Quizá lo más doloroso no es la existencia del narcogobierno, sino su normalización. La sociedad internacional continúa actuando como si en Venezuela hubiese un conflicto político tradicional, como si bastara con “diálogo”, “negociación” o “acuerdos electorales”. Pero ¿cómo se negocia con un régimen cuyo poder real no reside en votos, sino en redes criminales?
El error ha sido tratar al régimen de Nicolás Maduro como un actor político cuando en realidad opera como una organización criminal que usa la estructura del Estado como escudo y como herramienta. Mientras no se nombre lo que es, las soluciones siempre serán insuficientes.
Los venezolanos están atrapados entre dos silencios: el de su propio gobierno, que les ha arrebatado derechos básicos, y el de una comunidad internacional que se limita a condenas tibias y comunicados diplomáticos.

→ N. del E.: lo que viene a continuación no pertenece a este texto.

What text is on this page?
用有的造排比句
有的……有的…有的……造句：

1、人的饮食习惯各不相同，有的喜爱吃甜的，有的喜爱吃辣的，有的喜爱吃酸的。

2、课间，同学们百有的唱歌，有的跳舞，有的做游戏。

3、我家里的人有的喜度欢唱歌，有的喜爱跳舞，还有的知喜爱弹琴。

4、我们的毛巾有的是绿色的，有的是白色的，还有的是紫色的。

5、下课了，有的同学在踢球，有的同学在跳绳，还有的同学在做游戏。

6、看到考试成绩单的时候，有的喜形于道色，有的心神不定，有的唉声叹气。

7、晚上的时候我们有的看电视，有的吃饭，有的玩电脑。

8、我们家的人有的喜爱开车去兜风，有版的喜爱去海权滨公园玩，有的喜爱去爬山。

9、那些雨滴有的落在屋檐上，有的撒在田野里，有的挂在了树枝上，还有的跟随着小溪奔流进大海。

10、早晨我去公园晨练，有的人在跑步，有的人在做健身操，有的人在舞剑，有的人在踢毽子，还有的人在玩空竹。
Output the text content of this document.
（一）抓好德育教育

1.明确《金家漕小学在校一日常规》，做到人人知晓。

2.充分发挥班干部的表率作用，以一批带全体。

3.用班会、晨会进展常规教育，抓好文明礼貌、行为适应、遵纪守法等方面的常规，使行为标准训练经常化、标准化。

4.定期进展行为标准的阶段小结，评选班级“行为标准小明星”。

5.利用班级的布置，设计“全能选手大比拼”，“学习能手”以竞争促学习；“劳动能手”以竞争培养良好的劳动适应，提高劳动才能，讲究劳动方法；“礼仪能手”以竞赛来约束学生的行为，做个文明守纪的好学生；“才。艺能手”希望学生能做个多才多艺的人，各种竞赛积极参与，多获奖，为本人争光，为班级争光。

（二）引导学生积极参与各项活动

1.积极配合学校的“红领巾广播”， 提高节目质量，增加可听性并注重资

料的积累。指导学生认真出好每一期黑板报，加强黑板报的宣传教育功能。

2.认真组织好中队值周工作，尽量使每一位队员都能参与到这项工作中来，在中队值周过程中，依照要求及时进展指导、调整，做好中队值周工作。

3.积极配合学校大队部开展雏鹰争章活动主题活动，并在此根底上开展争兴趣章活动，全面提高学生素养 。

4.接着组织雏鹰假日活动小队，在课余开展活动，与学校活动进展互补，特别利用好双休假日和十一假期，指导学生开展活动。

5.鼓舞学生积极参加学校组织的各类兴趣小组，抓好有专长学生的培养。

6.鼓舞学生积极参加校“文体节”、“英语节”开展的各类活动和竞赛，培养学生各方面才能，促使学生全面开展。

Mientras tanto, millones migran, miles arriesgan la vida, y otros tantos sobreviven dentro del país en condiciones indignas. La resistencia civil ha sido admirable, pero ¿cómo enfrentar un régimen que no tiene incentivos para ceder porque su supervivencia depende, literalmente, del negocio criminal?
Llamar a las cosas por su nombre no es un acto de hostilidad; es un acto de responsabilidad. Venezuela vive bajo un narcogobierno y ese reconocimiento es el primer paso para articular una salida real.
La reconstrucción futura del país —porque llegará, tarde o temprano— requerirá limpiar no solo las instituciones, sino el alma completa de una nación que ha sido sometida, saqueada y traicionada por quienes juraron defenderla.